Stamattina, quando sono partita,
non pensavo che mi sarei trovata di fronte ad una simile censura della storia
locale. Pensavo che a Barabinsk la presenza, fisica e culturale, dei tatari
fosse tangibile. Lo speravo. E invece…
Sono partita tardi, sapendo che
la tappa sarebbe stata svelta. Per colazione ho commesso un altro errore,
seppur non fatale certo evitabile. Avevo ordinato caffè e pane quando, sul
bancone, ho visto un piatto contenente wusterone* arrotolato in pasta sfoglia e
misterioso tortellone. Questo occhieggiava con fare supplichevole. Mangiami,
mangiami! E per un momento mi si è fatta l’immagine di una frittella di mele
caramellate con la cannella e un velo di marmellata. Guardate che spettacolo.
Me lo hanno anche scaldato.
Peccato che dentro ci fosse un
macinato di carne e aglio da ammazzare qualsiasi vampiro e qualsiasi cristiano
nel raggio di 10 kilometri. Buono era buono, ma che botta alle 8 del mattino e
col caffè. La presenza della falsa frittella si è reiterata per tutto il giorno
in forma di ruttini-spiritelli delle steppe. Quando mi convincerò del fatto che non sono in Trentino?
Il viaggio mi ha portata in una
totale immersione nelle steppe dei Baraba, oggi coperte di una luce lattiginosa
e opaca, quasi densa, in cui nuotare. Innumerevoli anche i laghetti e gli
acquitrini, in cui vivono gli dei piccoli del blu profondo e delle scaglie di
sole in superficie.
Che meraviglia questa distesa di
vita lenta che rimane quasi immobile a godersi il miracolo dell’estate. Qui si
respira la libertà della prima radice che ci lega alla terra.
Non tutto è rimasto com’era, ma
ciò che è rimasto si solleva e abbassa in un respiro ancestrale che pulsa il
ritmo delle stagioni e delle lune. Mi immergo nel tutto, divento parte del moto
lentissimo di questa natura grigia e verde. Mi fondo, mi sciolgo, divento aria,
sono terra.
Poi, improvvisa e non richiesta,
la civiltà umana con i suoi simboli di morte.
Sono entrata in città
controvento. Per fortuna tutta la periferia è campagna, cosa che rende meno brusca la transizione.

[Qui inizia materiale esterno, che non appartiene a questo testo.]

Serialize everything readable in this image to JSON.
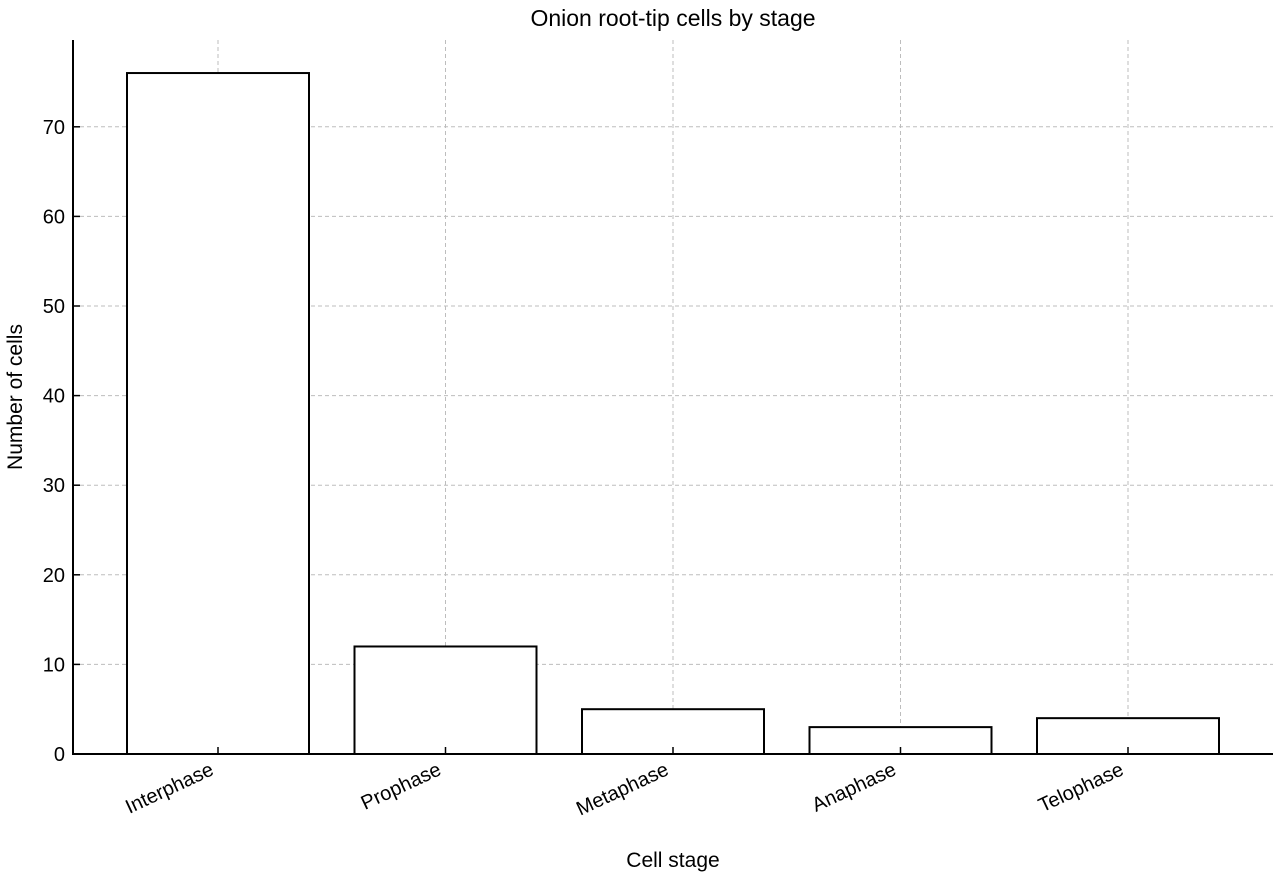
{
  "chart_data": {
    "type": "bar",
    "title": "Onion root-tip cells by stage",
    "xlabel": "Cell stage",
    "ylabel": "Number of cells",
    "categories": [
      "Interphase",
      "Prophase",
      "Metaphase",
      "Anaphase",
      "Telophase"
    ],
    "values": [
      76,
      12,
      5,
      3,
      4
    ],
    "ylim": [
      0,
      80
    ],
    "yticks": [
      "0",
      "10",
      "20",
      "30",
      "40",
      "50",
      "60",
      "70"
    ],
    "grid": true,
    "bar_fill": "#ffffff",
    "bar_edge": "#000000"
  }
}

Mi sono dovuta poi rimpicciolire di nuovo nell’angusto spazio del mio
corpo. Ho dovuto cercare la banca, un’altra banca, litigare con la carta di
credito e questi malefici necessari ma così odiosi. Per fortuna è stato tutto
tranquillo, nella luce alta del primo pomeriggio. Ho trovato subito l’hotel
(unica alternativa al solito motel sulla strada), una donna cordiale al
bancone, una struttura vecchia ma in buone condizioni, con tante storie
nascoste tra tappeto e tende. Il bollitore per farsi un caffè e rilassarsi
prima di uscire ad esplorare il paese. Insomma, tutto.

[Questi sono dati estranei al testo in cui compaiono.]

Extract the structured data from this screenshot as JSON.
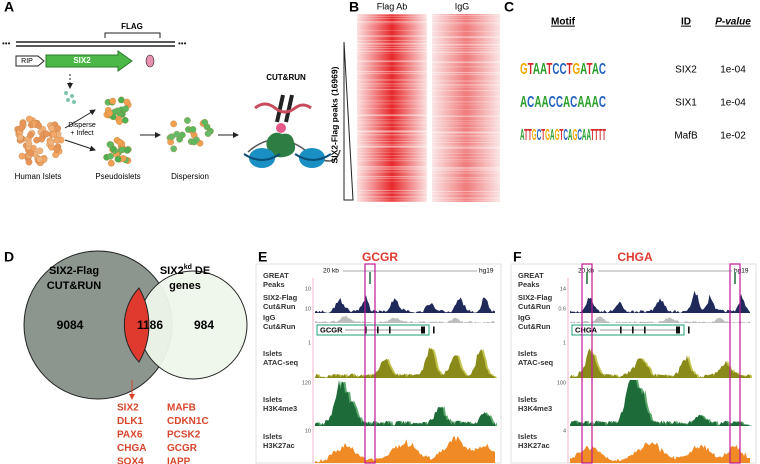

Anche l’acqua maleodorante
(qui ha un odore dolciastro e rugginoso, che ora ho addosso io stessa). E un
profumatore “after rain” che mi fa pensare alla fanga, alla rasputiza, a
Ciacco.
Stasera ho anche avuto l’onore di esser contattata da Radio
Popolare, dove, alle 17.30 italiane, ho fatto un piccolo intervento in diretta (qui
trovate il podcast: www.radiopopolare.it/podcast/tamarindo-di-lun-3107-terza-parte/).
Grazie!
Ora sto studiando, non senza una punta di sospetto, la tappa
di domani. Punto su Ubinskoye, un paesino minuscolo a circa 100km da qui;
Google sostiene ci sia una gostinitsa, ma mi sa tanto di Topornino, di
specchietto per le allodole, di subdolo inganno. Il problema è che qui davvero
tra un paese e l’altro non c’è niente di niente, se non steppa e boschi. Se la
struttura non esiste, toccherà pedalare quasi due tappe in una sola volta. Eh
va be’, c’è chi in Siberia ha sofferto mali peggiori, via. La distanza che mi
separa da Novosibirsk si assottiglia di giorno in giorno. Vedrò il fiume Ob, il
maestoso signore di questa terra. Vi rendete conto? L’Ob! Non vedo l’o(b)ra!